Embarquement immédiat !
Samedi 24 juin 2023 à 07h
Cette semaine, Xavier nous interroge sur l’origine d’une ancienne malle de voyage. L’occasion pour Aymeric Rouillac, notre commissaire-priseur, de nous en dire plus sur son histoire et sa valeur.
« Heureux qui, comme Ulysse, a fait un beau voyage », nous disait Joachim du Bellay dans ses Regrets. Le voyage, qu’il soit nécessaire ou d’agrément, forge l’imaginaire de l’Homme et entretient les fantasmes. En cette semaine de solstice d’été, l’occasion est belle de nous pencher sur cet objet qui nous renvoie à l’âge d’or du voyage. La malle est un objet très ancien. On estime que les plus anciens exemplaires datent de l’Antiquité égyptienne, époque et lieu où le voyage continue après la mort dans le royaume d’Anubis. L’évolution de la malle de voyage continuera tout au long de l’histoire, ainsi que les matériaux utilisés pour sa confection. Bois, bronze, cuir, toile, malles à pharmacie, malles-bibliothèques, malles-dressing, à couvercle plat ou bombé, tant de possibilités sont offertes aux faiseurs ! Le XIXe siècle représente un tournant, à la fois dans l’art du voyage et dans celui des malletiers. Le développement du chemin de fer propulse la bourgeoisie sur le chemin des vacances, et de grandes maisons, telles que Louis Vuitton, voient le jour. Sur votre malle, Xavier, on semble apercevoir une plaque « A Saint Hubert », un fabricant parisien de malles légères du XXe siècle.
De la fin du XIXe siècle jusqu’aux années 1960, on assiste à un véritable essor du voyage, une période que certains historiens vont nommer l’Age d’Or. En plus du train, l’aviation, l’automobile et les paquebots de croisière se développent. Les grandes compagnies rivalisent d’ingéniosité pour attirer les grandes fortunes : avion le plus rapide, cabine la plus luxueuse, hôtel d’altitude le plus haut perché… Les malles des voyageurs reviennent bardées d’étiquettes rappelant leur périple. La vôtre, Xavier, en possède plusieurs, qui témoignent d’un voyage entre New-York et la vieille Europe en 1966 à bord du Queen Mary, l’un des plus célèbres transatlantiques, propriété de la Cunard, grande société de navigation commerciale anglaise. 80 000 tonnes d’acier, 310 mètres de long, le navire, nommé en l’honneur de l’épouse de George V, a sillonné l’Atlantique pendant plus de 30 ans, avant de finir sa carrière en 1967 comme restaurant flottant en Californie. Une retraite méritée pour ce vénérable navire, qui aura transporté non seulement des voyageurs, mais aussi des soldats lors du dernier conflit mondial, tout en zigzaguant entre les torpilles des U-boots ! Il aura donc connu un plus heureux destin que son célèbre prédécesseur de la White Star Line, le Titanic, qui fait malheureusement de nouveau la une de l’actualité cette semaine. Les cabines de première classe du Queen Mary étaient particulièrement luxueuses, et les passagers les plus aisés disposaient d’une piscine intérieure et d’un court de tennis.
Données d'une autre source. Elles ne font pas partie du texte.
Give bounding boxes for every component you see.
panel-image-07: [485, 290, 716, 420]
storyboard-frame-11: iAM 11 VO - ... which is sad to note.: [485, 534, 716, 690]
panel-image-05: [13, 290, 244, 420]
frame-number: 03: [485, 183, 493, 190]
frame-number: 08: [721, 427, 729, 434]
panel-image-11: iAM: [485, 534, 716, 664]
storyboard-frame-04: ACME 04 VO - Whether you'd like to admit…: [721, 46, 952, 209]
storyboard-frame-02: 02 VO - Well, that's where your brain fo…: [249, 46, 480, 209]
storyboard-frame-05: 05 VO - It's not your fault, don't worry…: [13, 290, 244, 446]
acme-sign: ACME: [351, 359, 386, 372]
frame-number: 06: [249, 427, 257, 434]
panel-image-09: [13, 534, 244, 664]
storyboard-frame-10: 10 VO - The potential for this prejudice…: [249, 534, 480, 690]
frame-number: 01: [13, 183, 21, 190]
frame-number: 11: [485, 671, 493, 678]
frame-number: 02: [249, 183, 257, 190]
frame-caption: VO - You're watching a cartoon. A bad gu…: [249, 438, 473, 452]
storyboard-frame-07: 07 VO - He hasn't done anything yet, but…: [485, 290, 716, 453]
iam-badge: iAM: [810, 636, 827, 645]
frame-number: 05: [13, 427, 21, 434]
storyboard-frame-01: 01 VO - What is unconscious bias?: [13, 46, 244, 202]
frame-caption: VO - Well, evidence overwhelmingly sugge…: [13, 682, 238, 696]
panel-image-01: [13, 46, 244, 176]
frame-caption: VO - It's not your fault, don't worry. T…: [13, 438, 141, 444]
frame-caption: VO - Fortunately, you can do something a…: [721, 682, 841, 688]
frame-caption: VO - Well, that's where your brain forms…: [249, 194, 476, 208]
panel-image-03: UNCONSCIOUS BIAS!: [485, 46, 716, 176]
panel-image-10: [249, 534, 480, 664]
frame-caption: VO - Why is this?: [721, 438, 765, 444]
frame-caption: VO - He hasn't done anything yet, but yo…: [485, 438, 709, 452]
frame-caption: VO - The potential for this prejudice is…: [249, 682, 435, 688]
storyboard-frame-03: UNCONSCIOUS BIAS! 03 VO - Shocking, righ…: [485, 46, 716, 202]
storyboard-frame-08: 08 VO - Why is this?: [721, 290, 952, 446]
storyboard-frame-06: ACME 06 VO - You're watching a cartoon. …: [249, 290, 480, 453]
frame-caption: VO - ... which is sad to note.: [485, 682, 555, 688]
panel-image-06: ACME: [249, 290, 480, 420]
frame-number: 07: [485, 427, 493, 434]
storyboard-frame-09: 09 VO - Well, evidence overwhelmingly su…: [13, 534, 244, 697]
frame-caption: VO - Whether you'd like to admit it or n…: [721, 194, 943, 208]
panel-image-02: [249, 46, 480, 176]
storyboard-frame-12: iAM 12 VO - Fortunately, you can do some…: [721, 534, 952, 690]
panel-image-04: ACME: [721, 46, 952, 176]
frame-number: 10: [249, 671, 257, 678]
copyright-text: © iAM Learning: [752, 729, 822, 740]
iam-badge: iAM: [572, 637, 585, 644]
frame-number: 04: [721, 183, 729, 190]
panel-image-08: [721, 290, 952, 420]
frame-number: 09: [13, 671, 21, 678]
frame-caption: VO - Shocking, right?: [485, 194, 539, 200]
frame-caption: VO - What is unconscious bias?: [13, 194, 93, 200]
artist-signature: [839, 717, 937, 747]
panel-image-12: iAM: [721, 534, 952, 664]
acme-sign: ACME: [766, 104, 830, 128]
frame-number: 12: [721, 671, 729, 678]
Votre malle, Xavier est dans un état qui semble assez moyen. Le cuir est fatigué et il manque au moins un renfort de coin en métal. Les bagages de la marque Saint Hubert ne sont ni très rares, ni très recherchés sur le marché. Le véritable intérêt de votre objet n’est donc pas financier, mais il nous permet de nous replonger dans l’époque fantastique des grandes lignes transatlantiques. C’est pourquoi votre malle pourrait trouver amateur aux enchères aux alentours de 50 euros. Une somme tout à fait raisonnable pour s’évader en ce début d’été.